Hoy Jesús nos introduce en su intimidad de trato con Dios. Su oración, recogida en el capítulo 17 de san Juan, es la invitación que nos hace Jesús de situarnos frente a Dios en su misma posición de Hijo amado. Jesús resucitado es lo que invita a María Magdalena: «Jesús le dice: «No me retengas, que todavía no he subido al Padre. Pero, anda, ve a mis hermanos y diles: “Subo al Padre mío y Padre vuestro, al Dios mío y Dios vuestro”» (Jn 20,17). El Padre de Jesús es también el padre nuestro y podemos relacionarnos con él con su misma confianza y complicidad. Jesús abre su corazón a Dios y le cuenta lo que le preocupa y lo que desea. Su corazón recoge el deseo del mismo Dios, que todos seamos uno. La comunión de toda la humanidad. El reconocernos todos miembros de un único cuerpo que tiene como cabeza al mismo Cristo. Nosotros empeñados en romper, en dividir, en vernos rivales. Y Dios que es familia, que es Trinidad, solo busca enseñarnos los caminos que llevan a la unidad.
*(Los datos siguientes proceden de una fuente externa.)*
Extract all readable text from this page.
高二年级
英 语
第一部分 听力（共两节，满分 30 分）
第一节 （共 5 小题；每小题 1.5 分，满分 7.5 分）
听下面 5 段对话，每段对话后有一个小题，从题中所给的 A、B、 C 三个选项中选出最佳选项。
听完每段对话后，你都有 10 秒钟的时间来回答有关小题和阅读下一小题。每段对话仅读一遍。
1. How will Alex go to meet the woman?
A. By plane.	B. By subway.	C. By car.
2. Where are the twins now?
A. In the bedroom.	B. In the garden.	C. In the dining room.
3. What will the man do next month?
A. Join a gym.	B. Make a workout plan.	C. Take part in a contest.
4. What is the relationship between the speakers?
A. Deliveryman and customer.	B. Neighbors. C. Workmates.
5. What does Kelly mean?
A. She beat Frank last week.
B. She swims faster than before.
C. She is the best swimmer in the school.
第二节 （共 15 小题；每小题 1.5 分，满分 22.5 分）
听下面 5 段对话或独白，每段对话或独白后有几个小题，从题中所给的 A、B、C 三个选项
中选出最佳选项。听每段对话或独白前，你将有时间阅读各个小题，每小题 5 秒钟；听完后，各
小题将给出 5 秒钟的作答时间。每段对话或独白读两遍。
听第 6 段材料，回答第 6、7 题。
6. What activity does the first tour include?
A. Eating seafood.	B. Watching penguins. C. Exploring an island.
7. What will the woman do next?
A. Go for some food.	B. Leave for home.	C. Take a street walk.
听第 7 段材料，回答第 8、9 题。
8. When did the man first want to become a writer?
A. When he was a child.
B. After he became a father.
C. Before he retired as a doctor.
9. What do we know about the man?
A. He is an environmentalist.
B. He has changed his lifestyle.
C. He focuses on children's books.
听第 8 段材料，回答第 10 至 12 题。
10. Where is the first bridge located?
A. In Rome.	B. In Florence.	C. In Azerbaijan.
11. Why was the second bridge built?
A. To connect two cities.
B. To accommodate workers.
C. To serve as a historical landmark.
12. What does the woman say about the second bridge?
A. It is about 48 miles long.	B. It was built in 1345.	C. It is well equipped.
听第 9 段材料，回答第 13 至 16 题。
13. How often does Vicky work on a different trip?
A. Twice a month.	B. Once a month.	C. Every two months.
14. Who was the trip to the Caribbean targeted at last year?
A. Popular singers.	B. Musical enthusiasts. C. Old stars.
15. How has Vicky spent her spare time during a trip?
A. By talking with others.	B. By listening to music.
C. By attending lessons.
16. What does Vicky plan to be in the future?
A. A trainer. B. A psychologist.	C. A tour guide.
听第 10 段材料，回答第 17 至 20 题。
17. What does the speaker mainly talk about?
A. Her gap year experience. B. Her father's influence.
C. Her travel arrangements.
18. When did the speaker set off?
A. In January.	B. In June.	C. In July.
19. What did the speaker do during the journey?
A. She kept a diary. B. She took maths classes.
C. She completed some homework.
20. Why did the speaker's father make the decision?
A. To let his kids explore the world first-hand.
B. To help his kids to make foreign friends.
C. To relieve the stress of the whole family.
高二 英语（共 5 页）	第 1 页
Caminos que se recorren rompiendo en nosotros mismos lo que divide a los demás.
El corazón de Jesús también está lleno de admiración, de afecto, de alabanza continuada a la gloria de Dios. Jesús se siente amado completamente en toda su vida por parte de Dios e hizo que su misión fuera que la humanidad acogiera ese mismo amor. Toda la vida pública de Jesús a través de sus gestos, de sus palabras, de sus enseñanzas, solo tienen un objetivo: “Quien le ve a Él, ve al Padre”. En esto consiste la Vida Eterna, en el conocimiento afectivo e íntimo respecto a Dios. Vivir la plenitud de Dios es conocerle como somos conocidos. Esa es la oración conocida de san Agustín: “Que te conozca y que me conozca”. Conocemos a Dios cuando leemos e inspirados por el Espíritu comprendemos su Palabra.
Sumémonos al deseo de Jesús de vivir con confianza la presencia de Dios en nuestra vida y hagamos de la comunión, de la búsqueda de la unidad, la misión prioritaria de nuestros días. Eso se concreta en una forma fraterna de pensar, de sentir, de actuar. Esto quiere decir que nuestra mente, cuerpo y corazón se vuelven comunitarios en la proximidad de Cristo. Si la oración no nos lleva a deshacer las fronteras ideológicas, derriban los muros y eliminar las fronteras, la oración es un monólogo narcisista y autorreferencial. Estamos llamados a ser comunitarios en toda nuestra forma de sentir, de pensar, de proyectar, de interpretar todo lo que ocurre.